暑きこと言はず涼しきことを言ふ 後藤比奈夫
新涼といひて涼しさとは違ふ 後藤 立夫
(「諷詠」[後藤比奈夫主宰]十月号)
今年の各結社誌を読むと随分と暑さを詠んだ句に出会った。比奈夫氏の句、暑さの中にいてもいつも飄々とした詠みぶりに感心した。今年の夏が特に暑かったことは誰にも分かっている。作者はそれを実感しながらせめて涼しさを探そうという気持が読み取れる。〈暑きこと言はず〉から〈涼しさを言ふ〉へと重ね言葉により、作者の自若たる態度が見えてくる。

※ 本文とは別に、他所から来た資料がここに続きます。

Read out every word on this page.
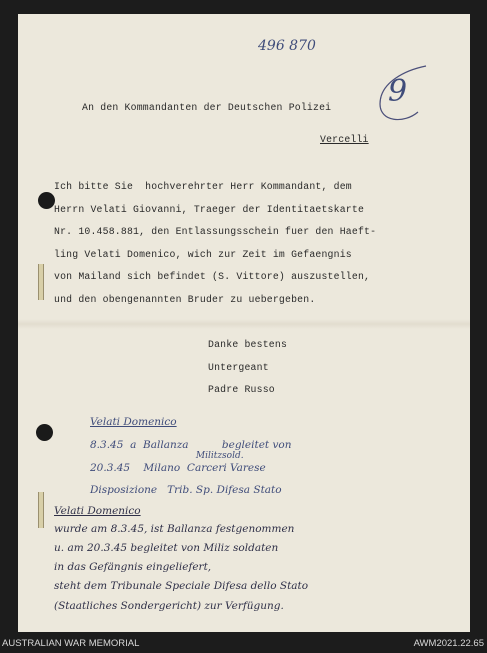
496 870
9
An den Kommandanten der Deutschen Polizei
Vercelli
Ich bitte Sie  hochverehrter Herr Kommandant, dem
Herrn Velati Giovanni, Traeger der Identitaetskarte
Nr. 10.458.881, den Entlassungsschein fuer den Haeft-
ling Velati Domenico, wich zur Zeit im Gefaengnis
von Mailand sich befindet (S. Vittore) auszustellen,
und den obengenannten Bruder zu uebergeben.
Danke bestens
Untergeant
Padre Russo
Velati Domenico
8.3.45  a  Ballanza          begleitet von
Militzsold.
20.3.45    Milano  Carceri Varese
Disposizione   Trib. Sp. Difesa Stato
Velati Domenico
wurde am 8.3.45, ist Ballanza festgenommen
u. am 20.3.45 begleitet von Miliz soldaten
in das Gefängnis eingeliefert,
steht dem Tribunale Speciale Difesa dello Stato
(Staatliches Sondergericht) zur Verfügung.
AUSTRALIAN WAR MEMORIAL	AWM2021.22.65
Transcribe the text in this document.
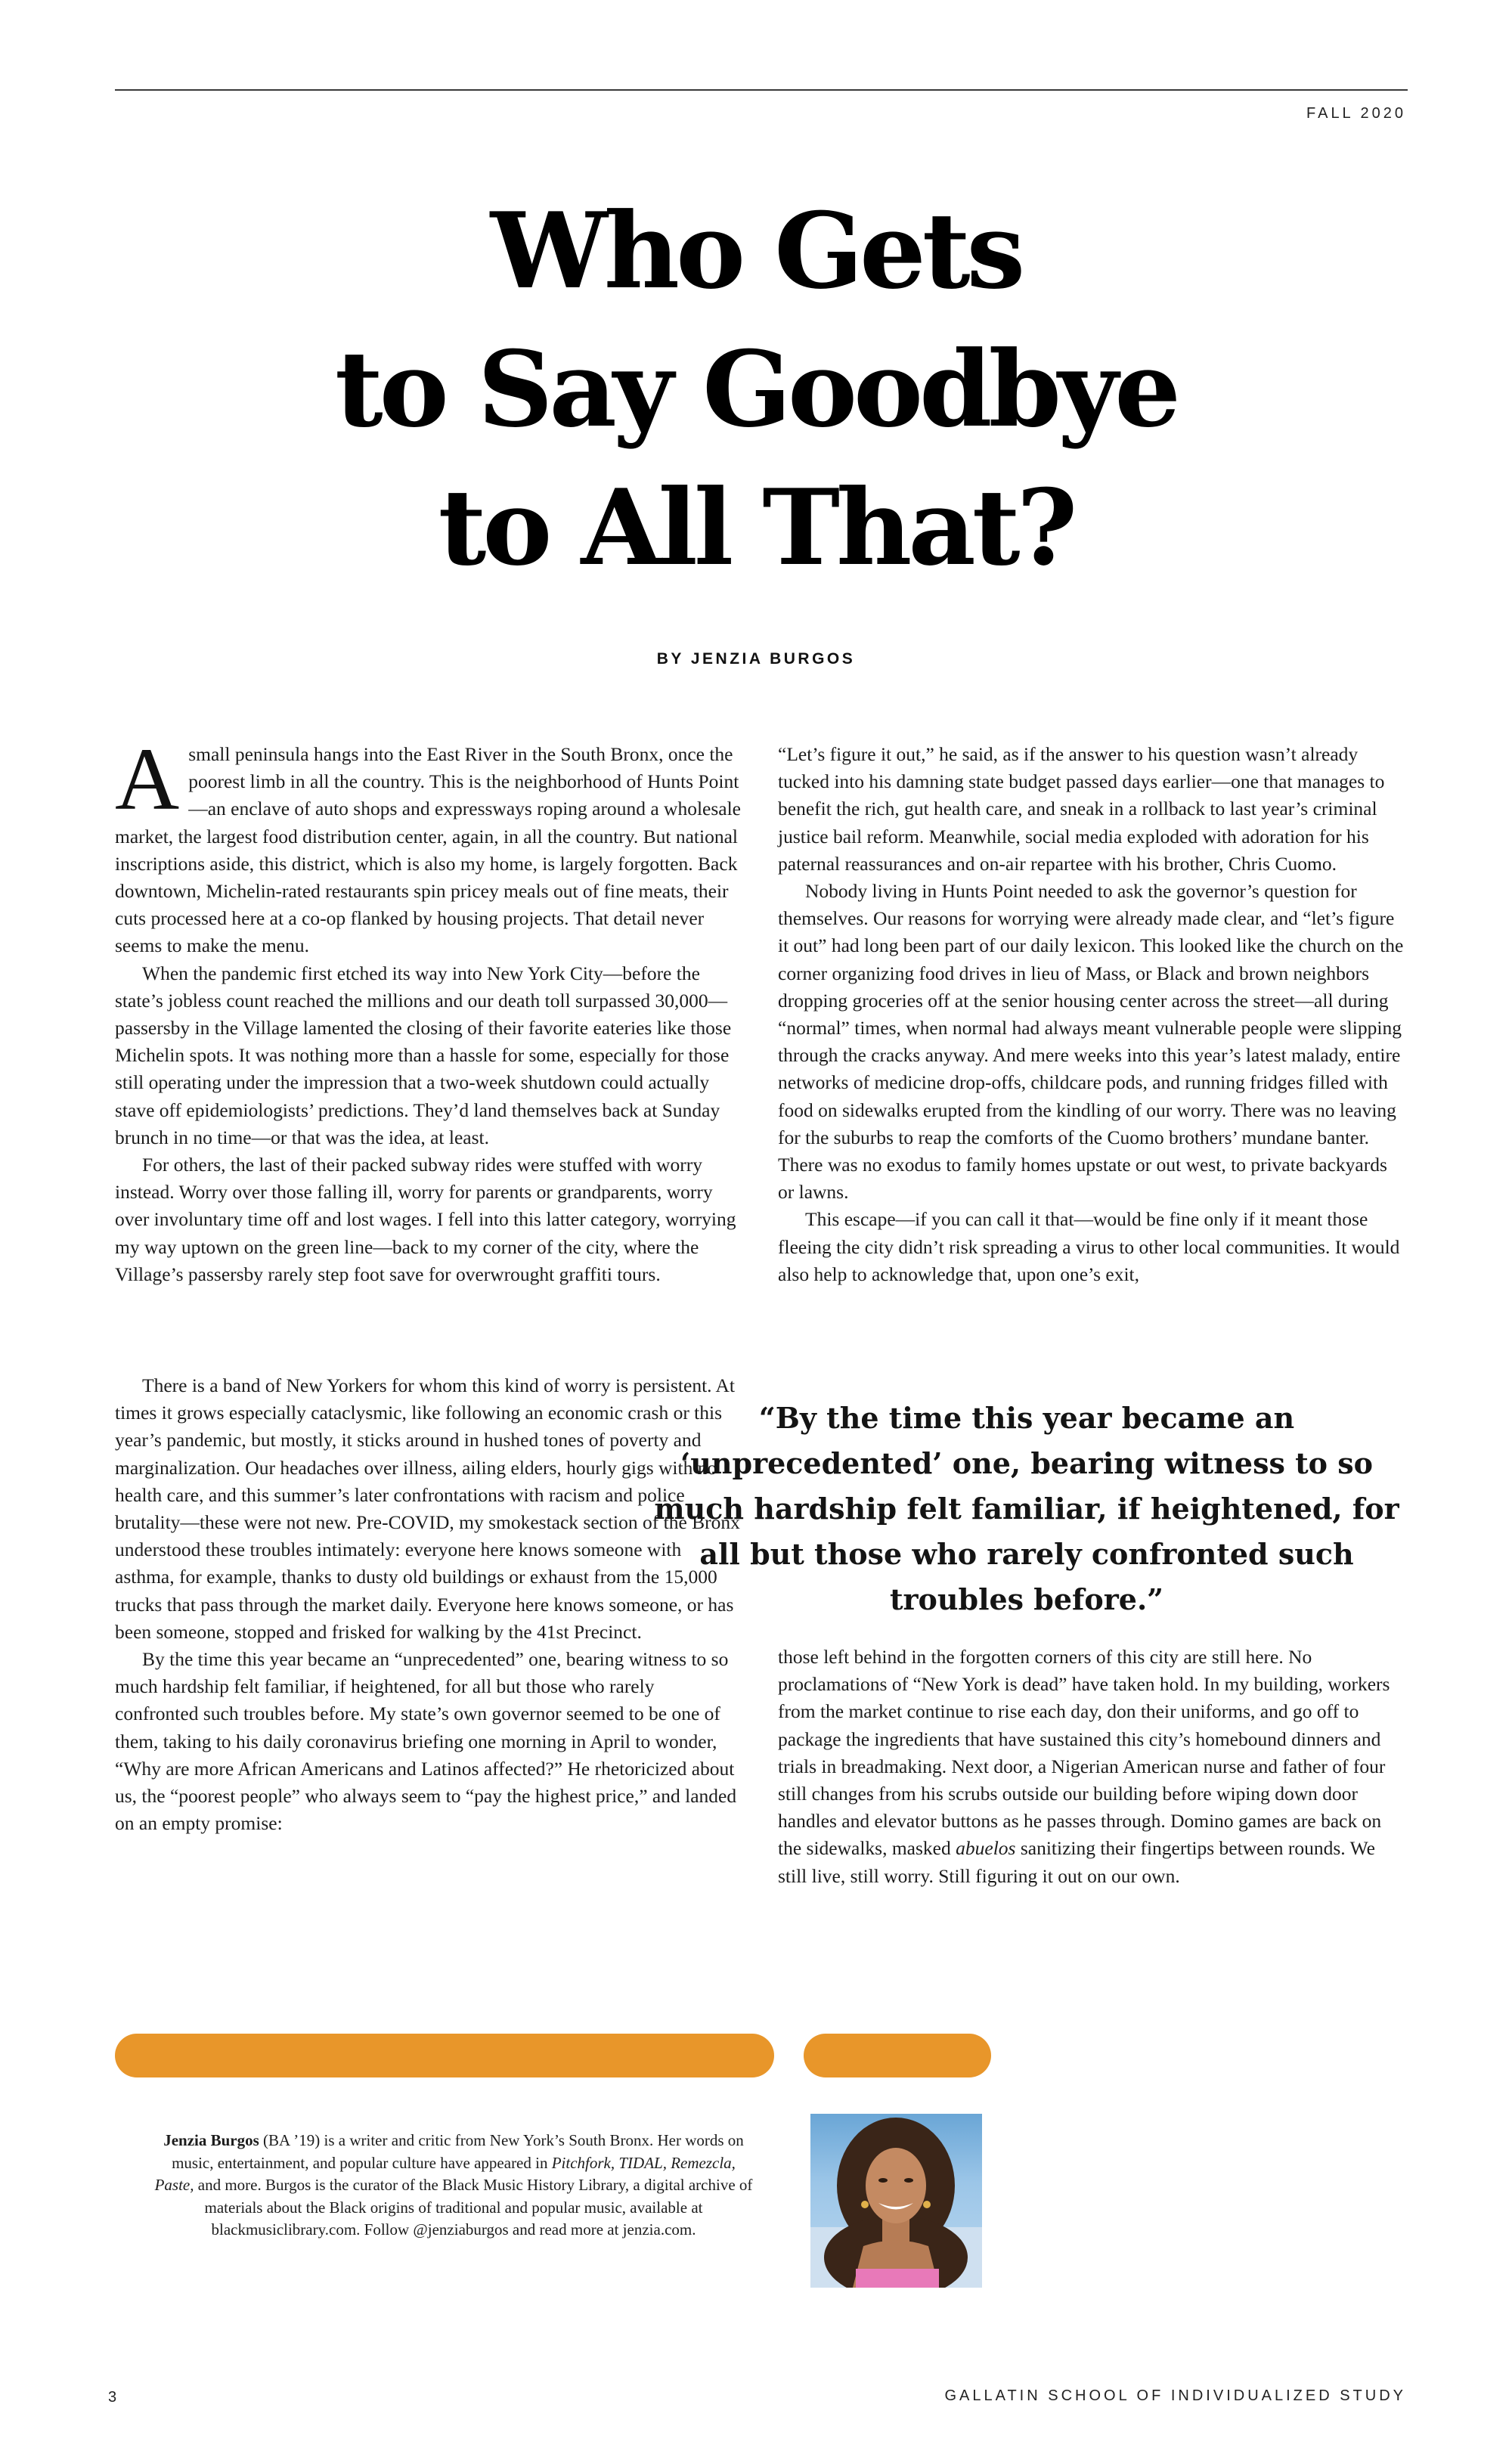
FALL 2020
Who Gets
to Say Goodbye
to All That?
BY JENZIA BURGOS

Asmall peninsula hangs into the East River in the South Bronx, once the poorest limb in all the country. This is the neighborhood of Hunts Point—an enclave of auto shops and expressways roping around a wholesale market, the largest food distribution center, again, in all the country. But national inscriptions aside, this district, which is also my home, is largely forgotten. Back downtown, Michelin-rated restaurants spin pricey meals out of fine meats, their cuts processed here at a co-op flanked by housing projects. That detail never seems to make the menu.

When the pandemic first etched its way into New York City—before the state’s jobless count reached the millions and our death toll surpassed 30,000—passersby in the Village lamented the closing of their favorite eateries like those Michelin spots. It was nothing more than a hassle for some, especially for those still operating under the impression that a two-week shutdown could actually stave off epidemiologists’ predictions. They’d land themselves back at Sunday brunch in no time—or that was the idea, at least.

For others, the last of their packed subway rides were stuffed with worry instead. Worry over those falling ill, worry for parents or grandparents, worry over involuntary time off and lost wages. I fell into this latter category, worrying my way uptown on the green line—back to my corner of the city, where the Village’s passersby rarely step foot save for overwrought graffiti tours.

There is a band of New Yorkers for whom this kind of worry is persistent. At times it grows especially cataclysmic, like following an economic crash or this year’s pandemic, but mostly, it sticks around in hushed tones of poverty and marginalization. Our headaches over illness, ailing elders, hourly gigs with no health care, and this summer’s later confrontations with racism and police brutality—these were not new. Pre-COVID, my smokestack section of the Bronx understood these troubles intimately: everyone here knows someone with asthma, for example, thanks to dusty old buildings or exhaust from the 15,000 trucks that pass through the market daily. Everyone here knows someone, or has been someone, stopped and frisked for walking by the 41st Precinct.

By the time this year became an “unprecedented” one, bearing witness to so much hardship felt familiar, if heightened, for all but those who rarely confronted such troubles before. My state’s own governor seemed to be one of them, taking to his daily coronavirus briefing one morning in April to wonder, “Why are more African Americans and Latinos affected?” He rhetoricized about us, the “poorest people” who always seem to “pay the highest price,” and landed on an empty promise:

“Let’s figure it out,” he said, as if the answer to his question wasn’t already tucked into his damning state budget passed days earlier—one that manages to benefit the rich, gut health care, and sneak in a rollback to last year’s criminal justice bail reform. Meanwhile, social media exploded with adoration for his paternal reassurances and on-air repartee with his brother, Chris Cuomo.

Nobody living in Hunts Point needed to ask the governor’s question for themselves. Our reasons for worrying were already made clear, and “let’s figure it out” had long been part of our daily lexicon. This looked like the church on the corner organizing food drives in lieu of Mass, or Black and brown neighbors dropping groceries off at the senior housing center across the street—all during “normal” times, when normal had always meant vulnerable people were slipping through the cracks anyway. And mere weeks into this year’s latest malady, entire networks of medicine drop-offs, childcare pods, and running fridges filled with food on sidewalks erupted from the kindling of our worry. There was no leaving for the suburbs to reap the comforts of the Cuomo brothers’ mundane banter. There was no exodus to family homes upstate or out west, to private backyards or lawns.

This escape—if you can call it that—would be fine only if it meant those fleeing the city didn’t risk spreading a virus to other local communities. It would also help to acknowledge that, upon one’s exit,

“By the time this year became an ‘unprecedented’ one, bearing witness to so much hardship felt familiar, if heightened, for all but those who rarely confronted such troubles before.”

those left behind in the forgotten corners of this city are still here. No proclamations of “New York is dead” have taken hold. In my building, workers from the market continue to rise each day, don their uniforms, and go off to package the ingredients that have sustained this city’s homebound dinners and trials in breadmaking. Next door, a Nigerian American nurse and father of four still changes from his scrubs outside our building before wiping down door handles and elevator buttons as he passes through. Domino games are back on the sidewalks, masked abuelos sanitizing their fingertips between rounds. We still live, still worry. Still figuring it out on our own.

Jenzia Burgos (BA ’19) is a writer and critic from New York’s South Bronx. Her words on music, entertainment, and popular culture have appeared in Pitchfork, TIDAL, Remezcla, Paste, and more. Burgos is the curator of the Black Music History Library, a digital archive of materials about the Black origins of traditional and popular music, available at blackmusiclibrary.com. Follow @jenziaburgos and read more at jenzia.com.
3	GALLATIN SCHOOL OF INDIVIDUALIZED STUDY
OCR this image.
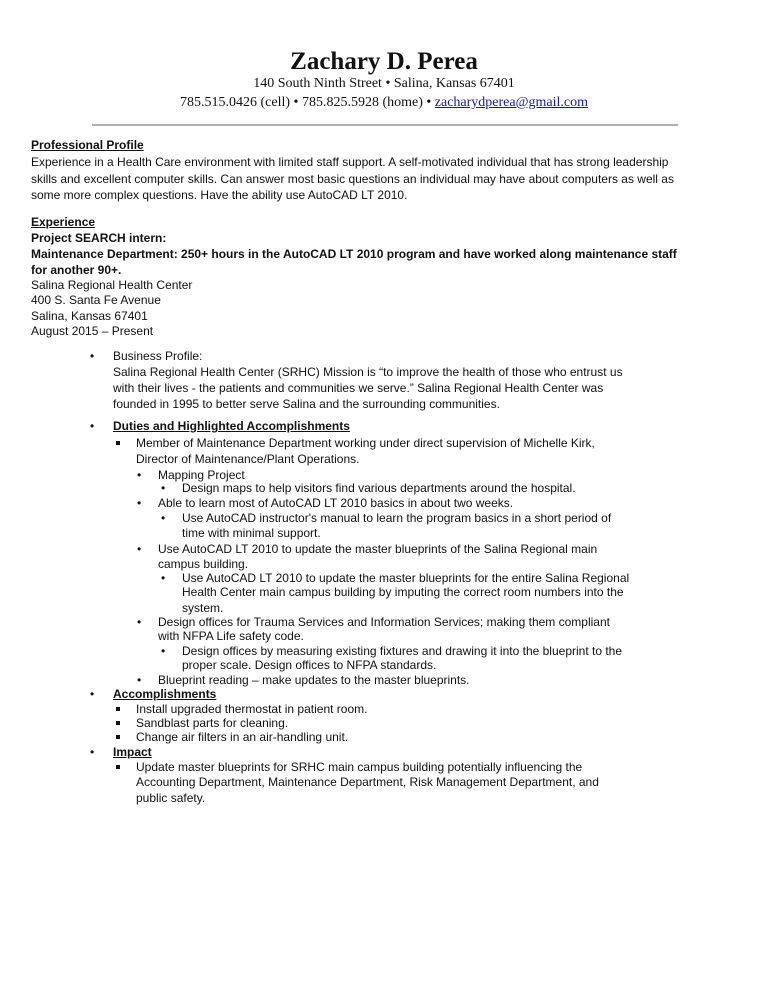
Zachary D. Perea
140 South Ninth Street • Salina, Kansas 67401
785.515.0426 (cell) • 785.825.5928 (home) • zacharydperea@gmail.com
Professional Profile
Experience in a Health Care environment with limited staff support. A self-motivated individual that has strong leadership
skills and excellent computer skills. Can answer most basic questions an individual may have about computers as well as
some more complex questions. Have the ability use AutoCAD LT 2010.
Experience
Project SEARCH intern:
Maintenance Department: 250+ hours in the AutoCAD LT 2010 program and have worked along maintenance staff
for another 90+.
Salina Regional Health Center
400 S. Santa Fe Avenue
Salina, Kansas 67401
August 2015 – Present
• Business Profile:
Salina Regional Health Center (SRHC) Mission is “to improve the health of those who entrust us
with their lives - the patients and communities we serve.” Salina Regional Health Center was
founded in 1995 to better serve Salina and the surrounding communities.
• Duties and Highlighted Accomplishments
Member of Maintenance Department working under direct supervision of Michelle Kirk,
Director of Maintenance/Plant Operations.
• Mapping Project
• Design maps to help visitors find various departments around the hospital.
• Able to learn most of AutoCAD LT 2010 basics in about two weeks.
• Use AutoCAD instructor's manual to learn the program basics in a short period of
time with minimal support.
• Use AutoCAD LT 2010 to update the master blueprints of the Salina Regional main
campus building.
• Use AutoCAD LT 2010 to update the master blueprints for the entire Salina Regional
Health Center main campus building by imputing the correct room numbers into the
system.
• Design offices for Trauma Services and Information Services; making them compliant
with NFPA Life safety code.
• Design offices by measuring existing fixtures and drawing it into the blueprint to the
proper scale. Design offices to NFPA standards.
• Blueprint reading – make updates to the master blueprints.
• Accomplishments
Install upgraded thermostat in patient room.
Sandblast parts for cleaning.
Change air filters in an air-handling unit.
• Impact
Update master blueprints for SRHC main campus building potentially influencing the
Accounting Department, Maintenance Department, Risk Management Department, and
public safety.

立夫氏の句、比奈夫氏の句と同様な感想を持った。「新涼」は秋の季語、「涼しさ」は夏の季語であるが、作者は折しも「新涼」の時期となり、気分一新して「新涼」の句を詠もうと思った。ところがどうもこの「新涼」は「涼しさ」とは違う何かが含まれていると感じた。「新涼」と「涼しさ」の微妙なニュアンスの違いを発見した句である。
原爆忌時かけ石は地になじむ 高橋 克郎
(「松籟」[高橋克郎主宰]十月号)
高橋氏は終戦を実体験された世代である。そういう氏が原爆忌を詠むとすればこういう心理的な句になるだろう。この句の石は何かいわれのある大きな石かもしれないが、そういう大石であっても時代が移るにつれ、次第に地になじんでしまうものである。そういう感慨を「原爆忌」の日に持ったのである。それは「原爆忌」も石が地になじむように風化していくものだろうかとの思いに至る。しかし原爆忌だけは永久に忘れてはならないという反語的表現に作者の意志が見えてくる句である。
曲はヘンデル待宵の湖上船 辻田 克巳
(「幡」[辻田克巳主宰]十月号)
この湖上船は琵琶湖であろうか。そうではなくて単に待宵の夜のクルージングかもしれない。それは作者が乗った船でヘンデルの曲が流されていたことで分かる。この曲は「水上の音楽」であろう。ホルンで始まる明るい曲であり、喜びに満ちた曲である。〈曲はヘンデル〉とまず感動の中心を冒頭の中七に持ってきたところに作者の心の昂ぶりが伝わってくる。名月を翌日に控えた待宵の夜はさぞかし楽しいひとときであったことであろう。
文机がひとつ遺影の夏座敷 鳥井 保和
(「星雲」[鳥井保和主宰]十月号)
鳥井氏は誓子山脈につながる方であるが、第二句集『吃水』のあとがきで俳句中断時に飯田龍太の季感、抒情、風土に根ざした自然風詠に感銘を受けたと述べられている。そして「星雲」は平成二十年に創刊された。掲出句は誓子ゆずりの硬質な即物具象を経た後の季感、抒情が豊かな句である。「夏座敷」の季語からどこかの家を訪問された描写であろう。その夏座敷にはたった一つの文机があるだけで、作者はそこにある遺影と対面している。そしてこの句を何度も読み返しているうちに、作者と遺影の人物との対話が静かに聞こえてくるしみじみとした味わいのある句である。